Nicosia si occupava del carcere di Agrigento, ma anche di istituti molto più lontani. Come Tolmezzo, supercarcere in provincia di Udine, dove è recluso il cognato di Matteo Messina Denaro, Filippo Guttadauro. Ne ha parlato nel corso della sua trasmissione televisiva e via web. Nella prima puntata intitolata “Misure di Sicurezza – il caso Tolmezzo”, ha intervistato un avvocato con cui si soffermava sulla asserita anticostituzionalità della procedura di applicazione delle misure di sicurezza (il fenomeno dei cosiddetti ergastoli bianchi) proprio con particolare riguardo agli internati sottoposti al 41 bis del carcere di Tolmezzo.

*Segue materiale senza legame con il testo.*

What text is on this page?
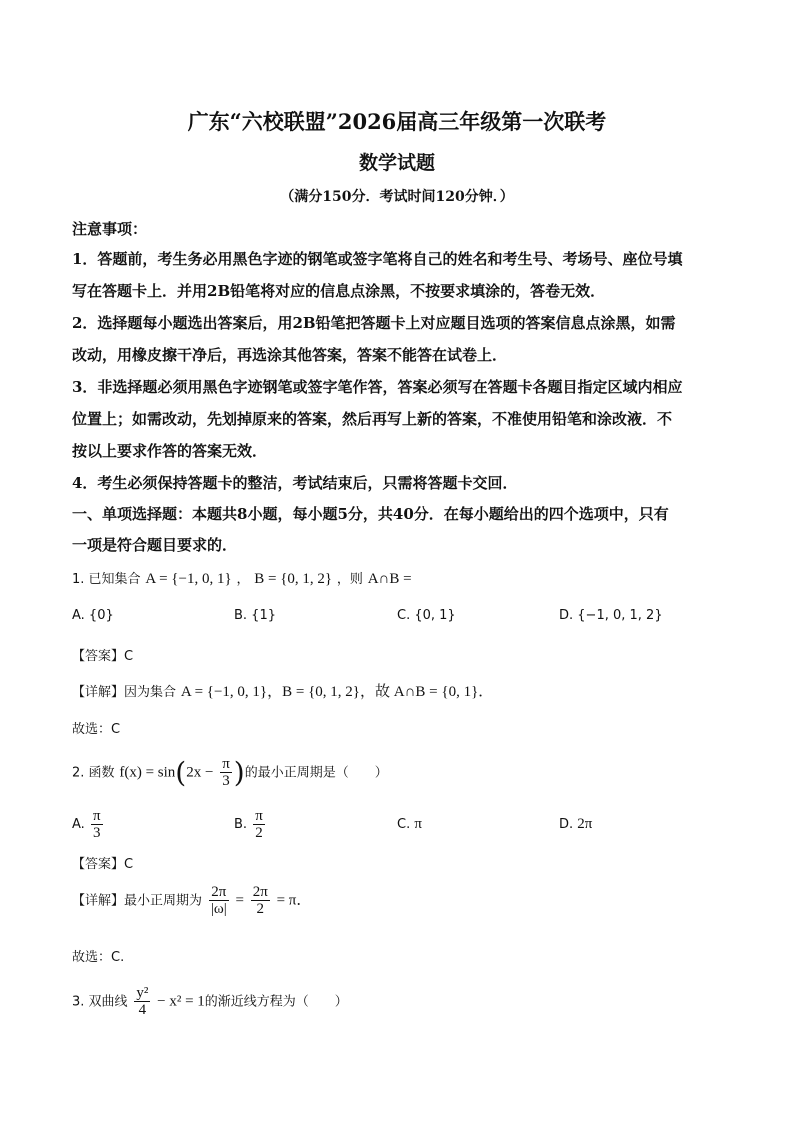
广东“六校联盟”2026届高三年级第一次联考
数学试题
（满分150分．考试时间120分钟．）
注意事项：
1．答题前，考生务必用黑色字迹的钢笔或签字笔将自己的姓名和考生号、考场号、座位号填
写在答题卡上．并用2B铅笔将对应的信息点涂黑，不按要求填涂的，答卷无效．
2．选择题每小题选出答案后，用2B铅笔把答题卡上对应题目选项的答案信息点涂黑，如需
改动，用橡皮擦干净后，再选涂其他答案，答案不能答在试卷上．
3．非选择题必须用黑色字迹钢笔或签字笔作答，答案必须写在答题卡各题目指定区域内相应
位置上；如需改动，先划掉原来的答案，然后再写上新的答案，不准使用铅笔和涂改液．不
按以上要求作答的答案无效．
4．考生必须保持答题卡的整洁，考试结束后，只需将答题卡交回．
一、单项选择题：本题共8小题，每小题5分，共40分．在每小题给出的四个选项中，只有
一项是符合题目要求的．
1. 已知集合 A = {−1, 0, 1} ， B = {0, 1, 2} ，则 A∩B =
A. {0}	B. {1}	C. {0, 1}	D. {−1, 0, 1, 2}
【答案】C
【详解】因为集合 A = {−1, 0, 1}，B = {0, 1, 2}，故 A∩B = {0, 1}．
故选：C
2. 函数 $f(x) = \sin(2x - \frac{\pi}{3}$ )的最小正周期是（　　）
A. $\frac{\pi}{3}$	B. $\frac{\pi}{2}$	C. π	D. 2π
【答案】C
【详解】最小正周期为 $\frac{2\pi}{|\omega|} = \frac{2\pi}{2} = \pi$．
故选：C.
3. 双曲线 $\frac{\text{y²}}{4} - x^2 = 1$的渐近线方程为（　　）
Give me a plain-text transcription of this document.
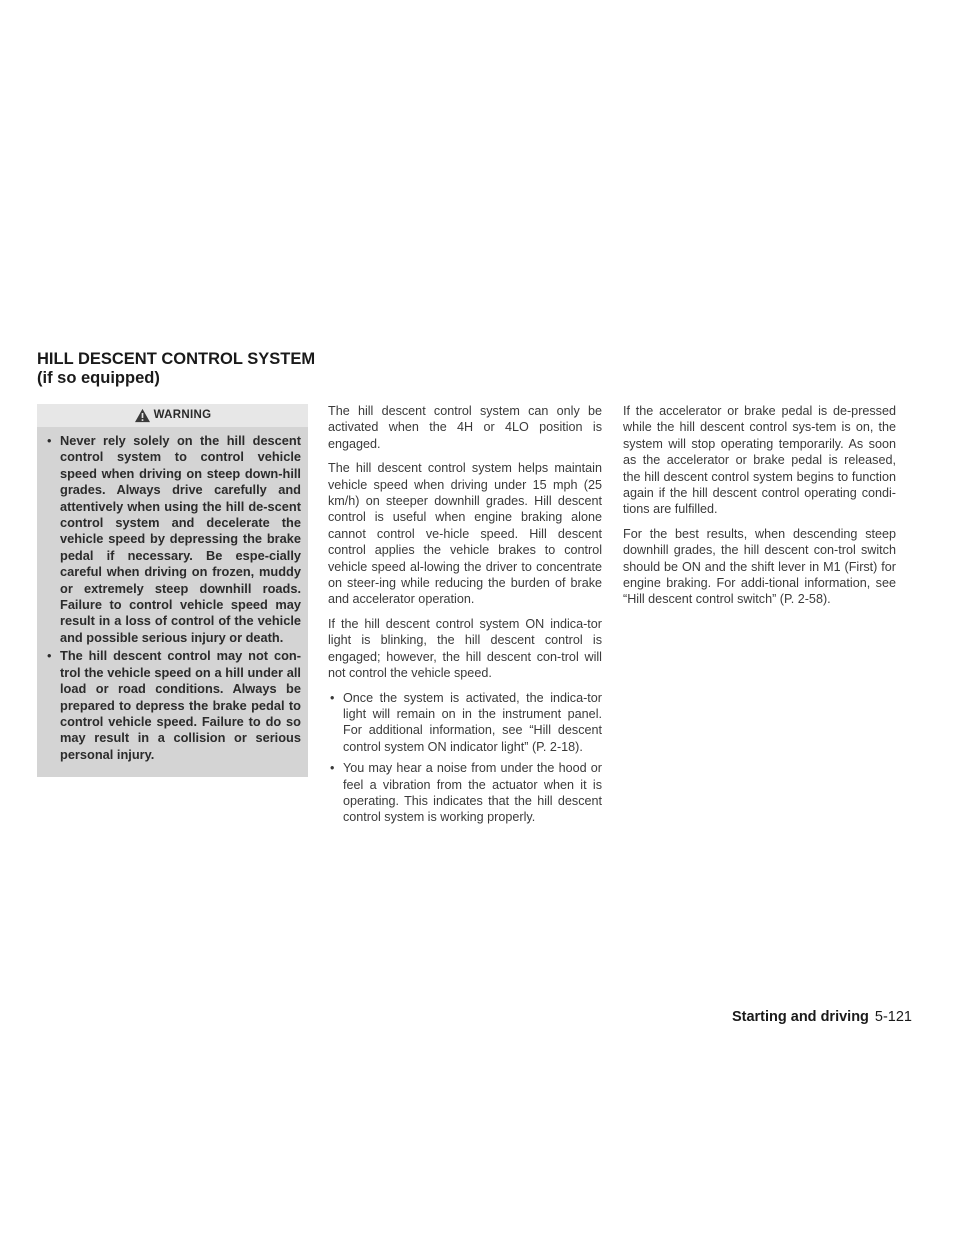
HILL DESCENT CONTROL SYSTEM (if so equipped)
WARNING
• Never rely solely on the hill descent control system to control vehicle speed when driving on steep down-hill grades. Always drive carefully and attentively when using the hill de-scent control system and decelerate the vehicle speed by depressing the brake pedal if necessary. Be espe-cially careful when driving on frozen, muddy or extremely steep downhill roads. Failure to control vehicle speed may result in a loss of control of the vehicle and possible serious injury or death.
• The hill descent control may not con-trol the vehicle speed on a hill under all load or road conditions. Always be prepared to depress the brake pedal to control vehicle speed. Failure to do so may result in a collision or serious personal injury.

The hill descent control system can only be activated when the 4H or 4LO position is engaged.

The hill descent control system helps maintain vehicle speed when driving under 15 mph (25 km/h) on steeper downhill grades. Hill descent control is useful when engine braking alone cannot control ve-hicle speed. Hill descent control applies the vehicle brakes to control vehicle speed al-lowing the driver to concentrate on steer-ing while reducing the burden of brake and accelerator operation.

If the hill descent control system ON indica-tor light is blinking, the hill descent control is engaged; however, the hill descent con-trol will not control the vehicle speed.

• Once the system is activated, the indica-tor light will remain on in the instrument panel. For additional information, see “Hill descent control system ON indicator light” (P. 2-18).
• You may hear a noise from under the hood or feel a vibration from the actuator when it is operating. This indicates that the hill descent control system is working properly.

If the accelerator or brake pedal is de-pressed while the hill descent control sys-tem is on, the system will stop operating temporarily. As soon as the accelerator or brake pedal is released, the hill descent control system begins to function again if the hill descent control operating condi-tions are fulfilled.

For the best results, when descending steep downhill grades, the hill descent con-trol switch should be ON and the shift lever in M1 (First) for engine braking. For addi-tional information, see “Hill descent control switch” (P. 2-58).

Starting and driving 5-121
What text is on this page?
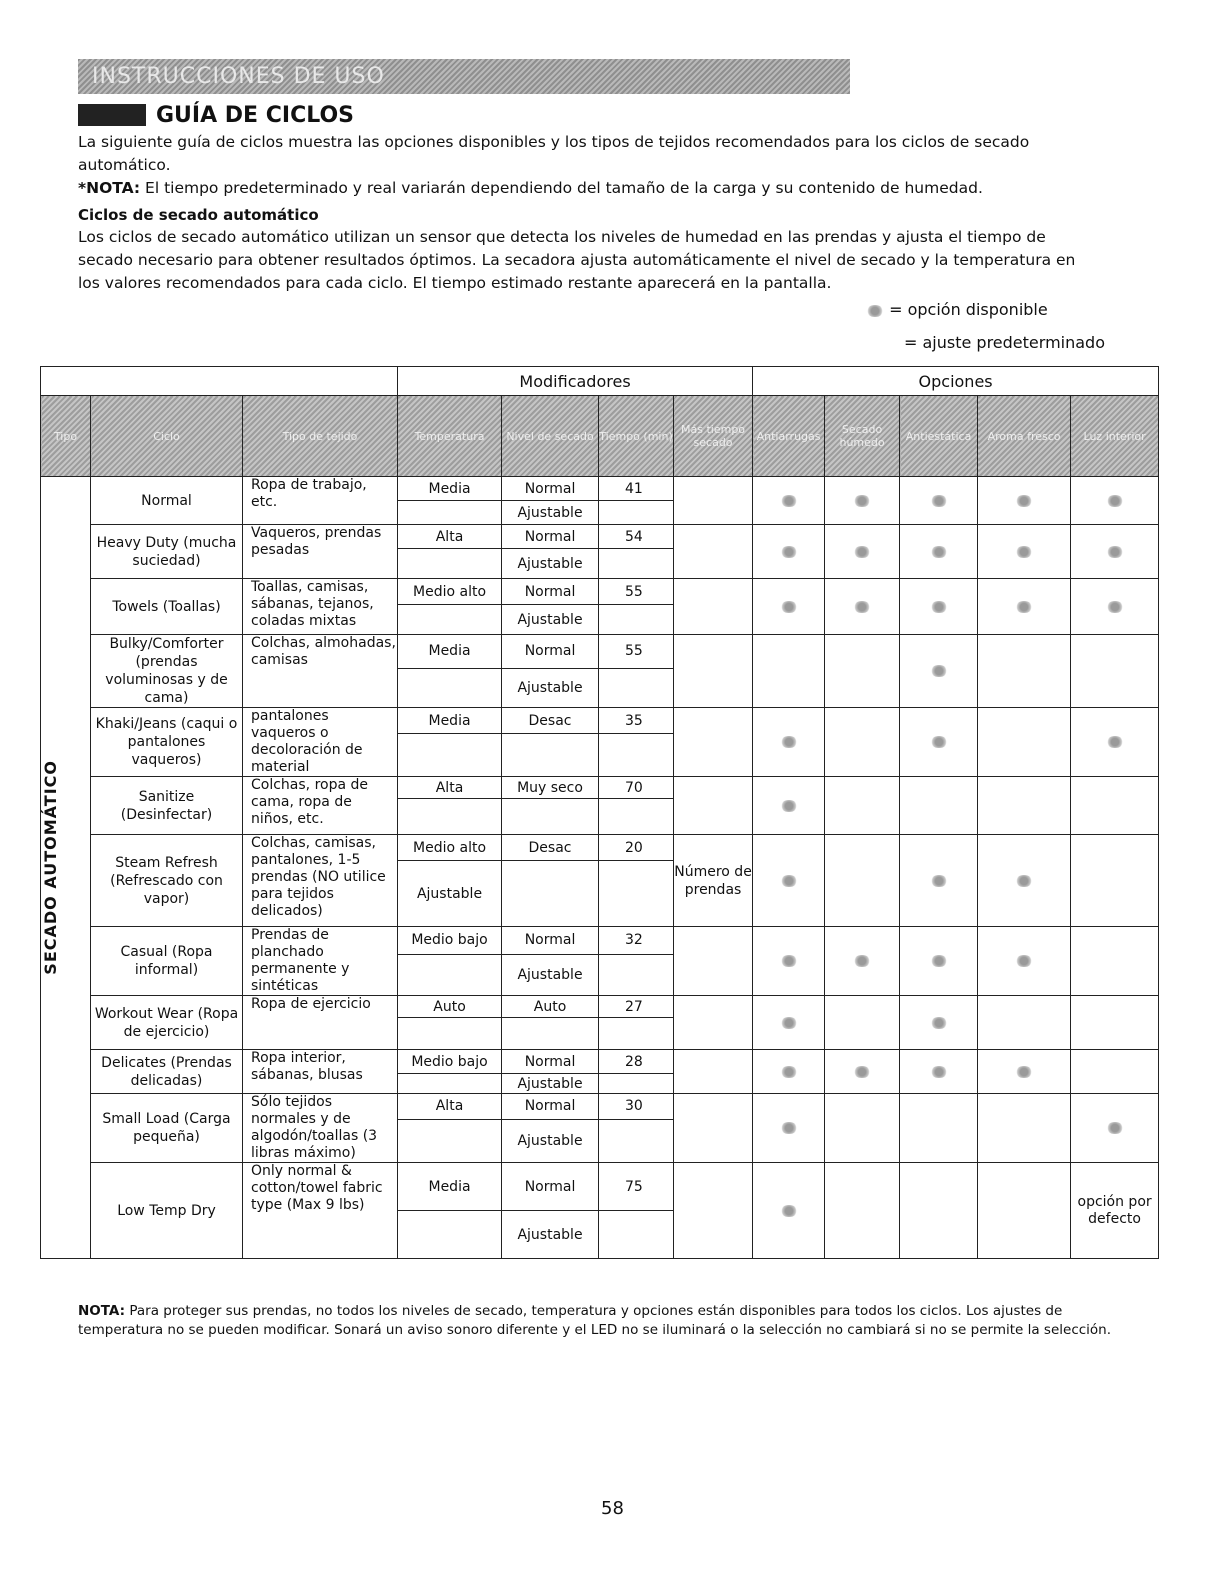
INSTRUCCIONES DE USO
GUÍA DE CICLOS
La siguiente guía de ciclos muestra las opciones disponibles y los tipos de tejidos recomendados para los ciclos de secado
automático.
*NOTA: El tiempo predeterminado y real variarán dependiendo del tamaño de la carga y su contenido de humedad.
Ciclos de secado automático
Los ciclos de secado automático utilizan un sensor que detecta los niveles de humedad en las prendas y ajusta el tiempo de
secado necesario para obtener resultados óptimos. La secadora ajusta automáticamente el nivel de secado y la temperatura en
los valores recomendados para cada ciclo. El tiempo estimado restante aparecerá en la pantalla.
= opción disponible
= ajuste predeterminado
			Modificadores				Opciones				
Tipo	Ciclo	Tipo de tejido	Temperatura	Nivel de secado	Tiempo (min)	Más tiempo secado	Antiarrugas	Secado húmedo	Antiestática	Aroma fresco	Luz interior

SECADO AUTOMÁTICO	Normal	Ropa de trabajo, etc.	Media	Normal	41						
				Ajustable							
	Heavy Duty (mucha suciedad)	Vaqueros, prendas pesadas	Alta	Normal	54						
				Ajustable							
	Towels (Toallas)	Toallas, camisas, sábanas, tejanos, coladas mixtas	Medio alto	Normal	55						
				Ajustable							
	Bulky/Comforter (prendas voluminosas y de cama)	Colchas, almohadas, camisas	Media	Normal	55						
				Ajustable							
	Khaki/Jeans (caqui o pantalones vaqueros)	pantalones vaqueros o decoloración de material	Media	Desac	35						

	Sanitize (Desinfectar)	Colchas, ropa de cama, ropa de niños, etc.	Alta	Muy seco	70						

	Steam Refresh (Refrescado con vapor)	Colchas, camisas, pantalones, 1-5 prendas (NO utilice para tejidos delicados)	Medio alto	Desac	20	Número de prendas					
			Ajustable								
	Casual (Ropa informal)	Prendas de planchado permanente y sintéticas	Medio bajo	Normal	32						
				Ajustable							
	Workout Wear (Ropa de ejercicio)	Ropa de ejercicio	Auto	Auto	27						

	Delicates (Prendas delicadas)	Ropa interior, sábanas, blusas	Medio bajo	Normal	28						
				Ajustable							
	Small Load (Carga pequeña)	Sólo tejidos normales y de algodón/toallas (3 libras máximo)	Alta	Normal	30						
				Ajustable							
	Low Temp Dry	Only normal & cotton/towel fabric type (Max 9 lbs)	Media	Normal	75						opción por defecto
				Ajustable							
NOTA: Para proteger sus prendas, no todos los niveles de secado, temperatura y opciones están disponibles para todos los ciclos. Los ajustes de temperatura no se pueden modificar. Sonará un aviso sonoro diferente y el LED no se iluminará o la selección no cambiará si no se permite la selección.
58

Nicosia, nonostante una condanna con sentenza definitiva di 10 anni per traffico di droga, sale l’ascensore fino a diventare componente del comitato nazionale dei Radicali Italiani e collaboratore del deputato Giusi Occhionero. Nicosia aveva tanto di tesserino della Camera, utilizzava la carta intestata di Montecitorio, sarebbe stato un uomo dalla doppia faccia al servizio di Matteo Messina Denaro, che chiamava «Primo ministro».
Il contratto da collaboratore parlamentare. “No vabbé, gli ho detto come assistente parlamentare ma anche senza soldi. Sennò mi deve dare 10 mila euro al mese a me… le ho detto: “mi fai un contratto per entrare ed uscire dalle carceri e basta”. Questo Antonello Nicosia raccontava al suo interlocutore, non sapendo di essere intercettato, come aveva convinto la deputata Giusy Occhionero a fargli un contratto da collaboratore parlamentare. “Mi giro le carceri invece, – diceva – visto che non potevo entrare … così con lei entro. Faccio un sacco di cose hai capito? Ho trovato questo éscamotage”. E ancora: “Mi giro le carceri, visto che non potevo entrare, così con lei entro. E basta, vado al 41bis…”.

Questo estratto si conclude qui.